しかもこれからの時代はITや人口知能、ロボットの活用、女性の社会参加、経験豊かな高齢者の労働意欲も高いので、社会のあり方も含めた改革を進めてゆくことに知恵を絞るべきで、そこから新しい日本の道が開けるというのだ。

【ロボット、AIが人口減を穴埋めする?】
ただ、ロボットやAIが活躍し、それらが人間にとって代わる時代となれば、またそこに大きな社会問題が登場してくるに違いない。まず単純労働で生活していた人々は、ロボットなどに働く場を奪われてしまう可能性が高い。科学と技術の発達が社会問題となってハネ返ってくるのだ。また生産効率はあがるが、ロボット社会は味気のない生活を出現させることになるだろう。

人口知能の発展・進歩も、人間がAIによる予測や確立などで能力を判断されるようになると、AIの判断を優先し人間に落第の烙印を押して救済されないケースも出てきそうだという。また芸術や美的感覚など感性の世界にも無数のパターン認識が入り込み、しかも早さが圧倒的に違うと人間は負けてしまう。過去のあらゆるデータを取り込み、瞬時に判断できるようになるからだ。アメリカのグーグルでは2045年頃までに、あらゆる分野で人間を上回るAIが登場すると見立てて開発を進めているという。

【置いてけぼりになる人間】
すでに米国IBMの人口知能「ワトソン」は、2011年にクイズ王と対決し勝利したし、展開のパターンが無数にあるといわれていた囲碁の世界でもAIの「アルファ碁(AlphaGo)」が世界のトップ棋士に4勝1敗で勝っている。
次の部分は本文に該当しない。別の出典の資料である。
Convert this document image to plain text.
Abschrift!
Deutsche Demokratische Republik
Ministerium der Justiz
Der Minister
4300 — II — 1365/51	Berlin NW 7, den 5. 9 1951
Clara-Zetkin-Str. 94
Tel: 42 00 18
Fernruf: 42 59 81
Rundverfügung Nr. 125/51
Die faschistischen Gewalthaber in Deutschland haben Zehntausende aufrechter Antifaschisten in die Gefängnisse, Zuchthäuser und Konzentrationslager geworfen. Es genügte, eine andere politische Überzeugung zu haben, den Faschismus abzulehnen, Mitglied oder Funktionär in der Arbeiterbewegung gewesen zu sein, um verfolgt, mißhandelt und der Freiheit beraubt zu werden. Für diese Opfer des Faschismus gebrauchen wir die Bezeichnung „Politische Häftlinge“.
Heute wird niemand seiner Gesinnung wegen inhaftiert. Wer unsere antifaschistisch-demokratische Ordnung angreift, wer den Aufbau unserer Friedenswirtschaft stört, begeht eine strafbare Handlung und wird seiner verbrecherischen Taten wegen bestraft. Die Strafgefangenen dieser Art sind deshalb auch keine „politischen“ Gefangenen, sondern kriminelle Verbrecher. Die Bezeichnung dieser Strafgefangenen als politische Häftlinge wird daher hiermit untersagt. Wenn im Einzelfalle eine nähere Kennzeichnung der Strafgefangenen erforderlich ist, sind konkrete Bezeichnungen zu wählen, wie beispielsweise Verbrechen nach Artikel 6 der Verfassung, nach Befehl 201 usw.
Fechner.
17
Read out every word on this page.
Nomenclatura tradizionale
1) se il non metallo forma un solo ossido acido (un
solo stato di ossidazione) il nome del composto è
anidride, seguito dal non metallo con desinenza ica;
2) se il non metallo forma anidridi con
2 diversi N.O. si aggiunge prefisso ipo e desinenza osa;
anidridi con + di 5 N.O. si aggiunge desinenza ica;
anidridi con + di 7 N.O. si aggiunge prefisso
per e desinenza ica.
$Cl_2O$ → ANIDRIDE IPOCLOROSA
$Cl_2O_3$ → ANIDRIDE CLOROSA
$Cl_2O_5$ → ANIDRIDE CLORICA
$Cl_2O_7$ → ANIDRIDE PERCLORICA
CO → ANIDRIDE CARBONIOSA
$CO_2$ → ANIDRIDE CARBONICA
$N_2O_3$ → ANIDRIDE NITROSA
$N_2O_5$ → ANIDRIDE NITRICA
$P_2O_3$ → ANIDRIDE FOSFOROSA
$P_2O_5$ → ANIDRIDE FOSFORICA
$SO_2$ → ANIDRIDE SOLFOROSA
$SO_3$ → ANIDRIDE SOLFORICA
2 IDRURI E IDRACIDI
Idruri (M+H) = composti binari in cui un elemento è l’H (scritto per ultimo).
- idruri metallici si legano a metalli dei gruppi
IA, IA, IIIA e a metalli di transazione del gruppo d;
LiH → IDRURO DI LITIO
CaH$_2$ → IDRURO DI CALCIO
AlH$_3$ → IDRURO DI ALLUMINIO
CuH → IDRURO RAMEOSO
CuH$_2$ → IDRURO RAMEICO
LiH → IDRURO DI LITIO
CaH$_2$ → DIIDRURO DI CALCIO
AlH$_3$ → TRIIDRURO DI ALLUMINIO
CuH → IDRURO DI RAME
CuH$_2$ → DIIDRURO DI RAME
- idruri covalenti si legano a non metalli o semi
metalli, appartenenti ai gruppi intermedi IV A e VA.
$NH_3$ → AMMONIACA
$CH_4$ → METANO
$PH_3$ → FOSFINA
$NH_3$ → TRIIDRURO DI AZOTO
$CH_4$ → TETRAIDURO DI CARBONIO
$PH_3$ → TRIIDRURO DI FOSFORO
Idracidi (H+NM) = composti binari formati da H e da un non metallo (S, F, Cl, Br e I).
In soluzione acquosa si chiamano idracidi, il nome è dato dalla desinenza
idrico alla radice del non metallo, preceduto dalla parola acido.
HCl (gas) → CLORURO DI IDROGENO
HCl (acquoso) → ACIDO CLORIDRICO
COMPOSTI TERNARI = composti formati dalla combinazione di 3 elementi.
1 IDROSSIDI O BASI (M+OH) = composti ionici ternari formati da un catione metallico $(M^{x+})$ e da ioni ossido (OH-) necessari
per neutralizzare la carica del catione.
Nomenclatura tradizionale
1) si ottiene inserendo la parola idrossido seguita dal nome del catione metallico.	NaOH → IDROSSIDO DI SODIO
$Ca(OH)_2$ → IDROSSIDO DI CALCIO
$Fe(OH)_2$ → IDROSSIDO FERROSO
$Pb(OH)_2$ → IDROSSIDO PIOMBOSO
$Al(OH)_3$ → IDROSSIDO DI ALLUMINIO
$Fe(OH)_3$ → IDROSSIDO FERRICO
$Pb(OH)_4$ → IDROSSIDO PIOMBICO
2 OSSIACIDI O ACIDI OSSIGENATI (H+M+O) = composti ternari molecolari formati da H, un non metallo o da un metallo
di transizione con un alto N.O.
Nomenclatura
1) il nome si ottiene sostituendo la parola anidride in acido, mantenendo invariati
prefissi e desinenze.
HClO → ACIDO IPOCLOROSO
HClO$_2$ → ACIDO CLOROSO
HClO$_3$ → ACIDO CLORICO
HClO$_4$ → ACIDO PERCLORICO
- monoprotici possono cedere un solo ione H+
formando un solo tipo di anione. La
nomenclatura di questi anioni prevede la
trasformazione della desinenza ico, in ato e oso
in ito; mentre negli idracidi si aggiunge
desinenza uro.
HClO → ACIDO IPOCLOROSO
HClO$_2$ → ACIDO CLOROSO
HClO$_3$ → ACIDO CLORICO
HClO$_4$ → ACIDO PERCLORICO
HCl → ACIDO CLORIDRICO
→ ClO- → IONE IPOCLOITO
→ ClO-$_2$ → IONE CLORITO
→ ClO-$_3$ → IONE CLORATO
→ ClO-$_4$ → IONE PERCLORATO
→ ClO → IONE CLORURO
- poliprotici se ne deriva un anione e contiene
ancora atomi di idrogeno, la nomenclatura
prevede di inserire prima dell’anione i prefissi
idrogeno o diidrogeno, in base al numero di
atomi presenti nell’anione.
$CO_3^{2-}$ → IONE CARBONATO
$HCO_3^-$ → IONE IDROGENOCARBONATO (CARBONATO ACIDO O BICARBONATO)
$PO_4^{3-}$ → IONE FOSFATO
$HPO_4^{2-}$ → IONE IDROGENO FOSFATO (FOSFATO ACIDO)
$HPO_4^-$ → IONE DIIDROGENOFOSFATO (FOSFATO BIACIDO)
20年以内に日本の労働人口の49%がAIやロボットに代替されるともいわれる。まさに日本の中間層を直撃するのだ。日本の中間層の柱となっていた分野の危機は、そのまま日本社会の危機につながる可能性もあるわけだ。AIやロボットの導入は、生産性を上げ、高成長をもたらす主因になるという論調が増えているが、社会が効率一辺倒になると人間性を失い、社会全体の危機にもつながることを頭に入れて対応する必要があるだろう。